Pasan las horas y el dolor no merma en River. Por el contrario, es cada vez mayor ante una oportunidad desperdiciada para gritar campeón en el Torneo Apertura. Es que el Millonario estuvo dos veces al frente en el marcador contra Belgrano, pero no pudo aguantar el resultado, terminó perdiendo por 3-2 y quedándose con las manos vacías.
En dos ocasiones, los de Núñez contaron con un escenario netamente favorable para empezar a manejar los tiempos, crecer en tranquilidad y jugar con el apuro y la desesperación del rival. Pero lejos estuvo de ser inteligente, de administrar correctamente el contexto y de darle el golpe de gracia a un Belgrano que no se dio por vencido y gritó campeón.

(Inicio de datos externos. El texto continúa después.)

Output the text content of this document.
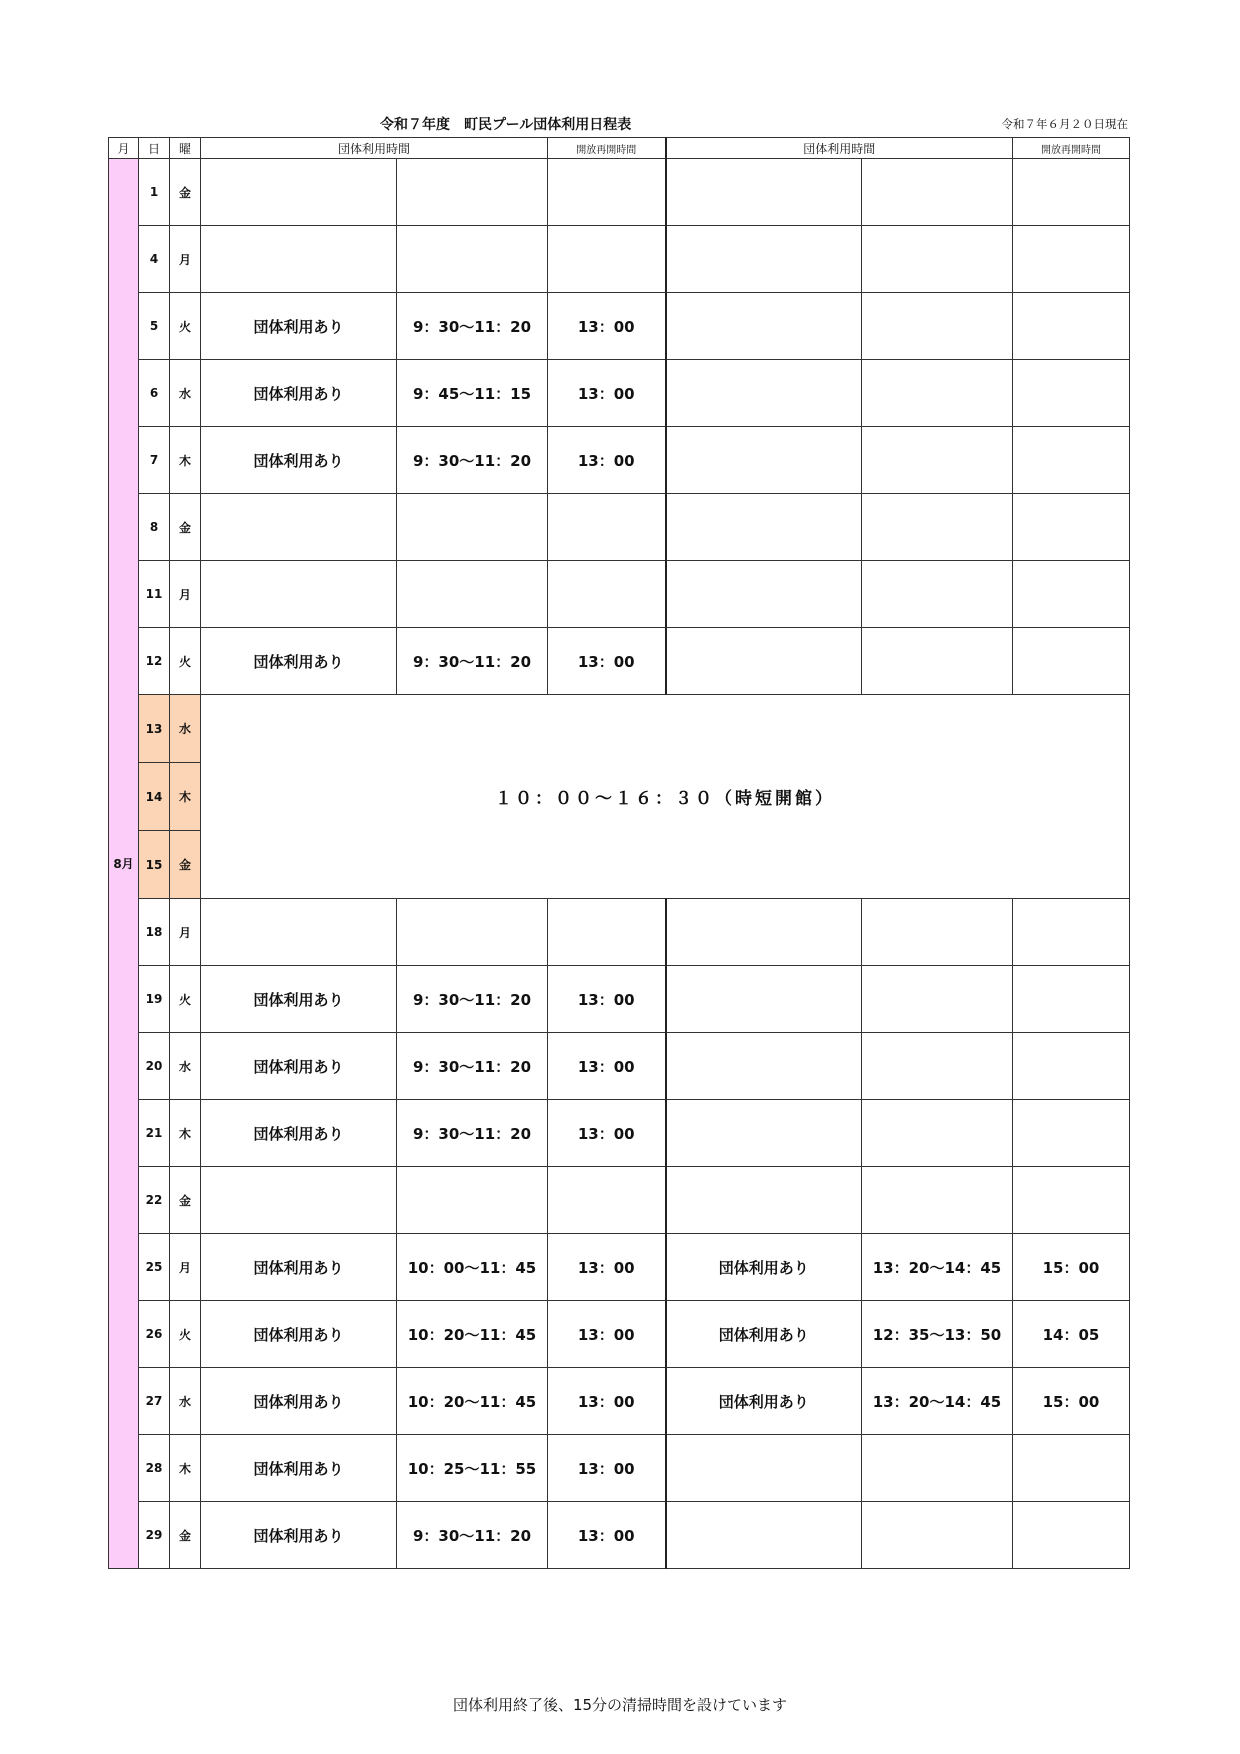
令和７年度　町民プール団体利用日程表	令和７年６月２０日現在
月	日	曜	団体利用時間		開放再開時間	団体利用時間		開放再開時間
8月	1	金						
	4	月						
	5	火	団体利用あり	9：30～11：20	13：00			
	6	水	団体利用あり	9：45～11：15	13：00			
	7	木	団体利用あり	9：30～11：20	13：00			
	8	金						
	11	月						
	12	火	団体利用あり	9：30～11：20	13：00			
	13	水	１０：００～１６：３０（時短開館）					
	14	木						
	15	金						
	18	月						
	19	火	団体利用あり	9：30～11：20	13：00			
	20	水	団体利用あり	9：30～11：20	13：00			
	21	木	団体利用あり	9：30～11：20	13：00			
	22	金						
	25	月	団体利用あり	10：00～11：45	13：00	団体利用あり	13：20～14：45	15：00
	26	火	団体利用あり	10：20～11：45	13：00	団体利用あり	12：35～13：50	14：05
	27	水	団体利用あり	10：20～11：45	13：00	団体利用あり	13：20～14：45	15：00
	28	木	団体利用あり	10：25～11：55	13：00			
	29	金	団体利用あり	9：30～11：20	13：00			
団体利用終了後、15分の清掃時間を設けています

Para explicar en profundidad esta situación, hay que hablar de que River llegó a esta final con varios lesionados de suma importancia como Gonzalo Montiel y Sebastián Driussi. También con un plantel falto de jerarquía, sin nombres propios rutilantes y con escaso recambio. Naturalmente, esto último es algo que encuentra culpas también en el anterior cuerpo técnico y en la dirigencia.
Sin embargo, nada justifica la falta de reacción de Eduardo Coudet ante un contexto completamente evidente. Luego de conseguir el 2-1, River se fue desmoronando, perdiendo la pelota, cediendo terreno y exponiendo graves errores en varias facetas del juego. Esto se debió a cuestiones físicas, pero también a bajos rendimientos sostenidos.
Futbolistas como Fabricio Bustos, Lautaro Rivero y Juan Cruz Meza nunca ofrecieron un nivel acorde a un partido de esta magnitud. Redondearon actuaciones decididamente para el olvido, caracterizadas por los temores, las fallas constantes y la falta de influencia en el juego. Nunca pudieron revertirlo y River lo terminó pagando caro.

River perdió la final del Apertura. (Foto: Getty)
El lateral derecho se vio invadido por los errores groseros, evidenciando incluso algo de miedo. Se equivocó con y sin pelota y comprometió, en más de una oportunidad, a sus compañeros. Algo muy diferente a su compañero por la banda izquierda, Marcos Acuña, que lo dio todo hasta que no pudo más, con una salida que complicó al Millonario.
En paralelo, lo de Rivero sigue siendo altamente preocupante. Luego de un arranque auspicioso en la Primera de River, el segundo marcador central empezó a tener llamativos problemas, impropios de un jugador apto para este club. Problemas en la toma de decisiones, en los duelos, con pelota y también sin ella. Y se pagó con el penal del segundo empate.
Lo del juvenil Meza es diferente porque había sorprendido con buenas actuaciones en varios partidos y también con condiciones interesantes. Pero este domingo no fue su día. Caminó la cancha, se mostró timorato, temeroso y displicente. Pedía salida a gritos y terminó siendo el principal responsable del tercer gol de Belgrano.
No, no fueron los únicos. Martínez Quarta, Aníbal Moreno y Fausto Vera tampoco se lucieron. Y, con el correr de los minutos, el escenario no hizo más que empeorar, con un River quedándose sin combustible y pidiendo recambio a gritos, algo que no se encontró porque Coudet no tomó las determinaciones necesarias a tiempo.
Es cierto que, por subestimar el último mercado de pases, River no tenía grandes variantes en el banco. Pero también es cierto que piernas frescas podrían haber ayudado a conservar la ventaja y a darle aire a un Millonario que necesitaba aguantar la embestida Pirata. Piernas frescas que recién pisaron la cancha después del tercero de Belgrano.
En definitiva, River no tiene, ni por asomo, un plantel para pelear por cosas importantes. De hecho, repasando los nombres propios, luce utópico que se pueda mejorar lo hecho hasta acá. Pero una cosa no quita la otra: Coudet podría haber recurrido tranquilamente a Quintero, Maxi Meza, Lucas Silva, Lautaro Pereyra o algún relevo antes de que sea demasiado tarde. Y no lo hizo.